Aliás, é tão simples que não precisa de cadastro. Você pode agora mesmo mandar um email para o endereço acima que imediatamente receberá uma resposta com um link para o seu novo blog e para a sua postagem. Uma vez lá, você pode alterar o que quiser, inclusive o endereço e o tema. Como acabei de dizer, incrivelmente simples.

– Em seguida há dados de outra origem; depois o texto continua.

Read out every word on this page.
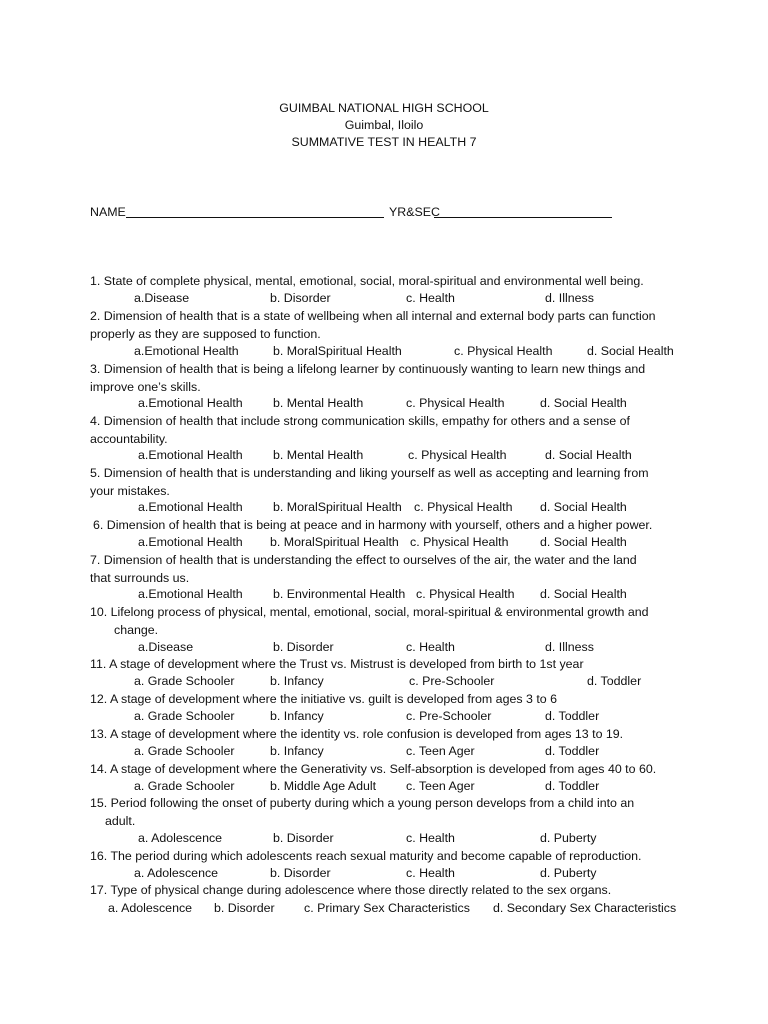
GUIMBAL NATIONAL HIGH SCHOOL
Guimbal, Iloilo
SUMMATIVE TEST IN HEALTH 7
NAME	YR&SEC
1. State of complete physical, mental, emotional, social, moral-spiritual and environmental well being.
a.Disease	b. Disorder	c. Health	d. Illness
2. Dimension of health that is a state of wellbeing when all internal and external body parts can function
properly as they are supposed to function.
a.Emotional Health	b. MoralSpiritual Health	c. Physical Health	d. Social Health
3. Dimension of health that is being a lifelong learner by continuously wanting to learn new things and
improve one’s skills.
a.Emotional Health b. Mental Health	c. Physical Health	d. Social Health
4. Dimension of health that include strong communication skills, empathy for others and a sense of
accountability.
a.Emotional Health b. Mental Health	c. Physical Health	d. Social Health
5. Dimension of health that is understanding and liking yourself as well as accepting and learning from
your mistakes.
a.Emotional Health b. MoralSpiritual Health c. Physical Health d. Social Health
6. Dimension of health that is being at peace and in harmony with yourself, others and a higher power.
a.Emotional Health b. MoralSpiritual Health c. Physical Health	d. Social Health
7. Dimension of health that is understanding the effect to ourselves of the air, the water and the land
that surrounds us.
a.Emotional Health b. Environmental Health c. Physical Health d. Social Health
10. Lifelong process of physical, mental, emotional, social, moral-spiritual & environmental growth and
change.
a.Disease	b. Disorder	c. Health	d. Illness
11. A stage of development where the Trust vs. Mistrust is developed from birth to 1st year
a. Grade Schooler	b. Infancy	c. Pre-Schooler	d. Toddler
12. A stage of development where the initiative vs. guilt is developed from ages 3 to 6
a. Grade Schooler	b. Infancy	c. Pre-Schooler	d. Toddler
13. A stage of development where the identity vs. role confusion is developed from ages 13 to 19.
a. Grade Schooler	b. Infancy	c. Teen Ager	d. Toddler
14. A stage of development where the Generativity vs. Self-absorption is developed from ages 40 to 60.
a. Grade Schooler	b. Middle Age Adult c. Teen Ager	d. Toddler
15. Period following the onset of puberty during which a young person develops from a child into an
adult.
a. Adolescence	b. Disorder	c. Health	d. Puberty
16. The period during which adolescents reach sexual maturity and become capable of reproduction.
a. Adolescence	b. Disorder	c. Health	d. Puberty
17. Type of physical change during adolescence where those directly related to the sex organs.
a. Adolescence b. Disorder c. Primary Sex Characteristics d. Secondary Sex Characteristics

Toda essa introdução foi somente para avisá-los(las), caros(as) leitores(as), que eu criei meu posterous, o http://bobageria.posterous.com/. Tem um link ali na direita na barra de links também. A minha idéia desse posterous não é mais algo pra manter e me preocupar com detalhes, é mais pra aprender uma nova ferramenta(como o http://brunopedrassani.com em que aprendi/estou aprendendo a usar o Drupal).

Como o nome já diz, o Bobageria só vai ter bobagens. Porcaria internética. E vídeos de LOLCats(a.k.a gatinhos fofos). A proposta do Bobageria é publicar vídeos, textos, piadas, imagens que recebo ou que acho pelas internerds, tudo bem leve, só pra dar uma risada ou chamar de tosco. Crie o seu posterous com o tema que quiser também!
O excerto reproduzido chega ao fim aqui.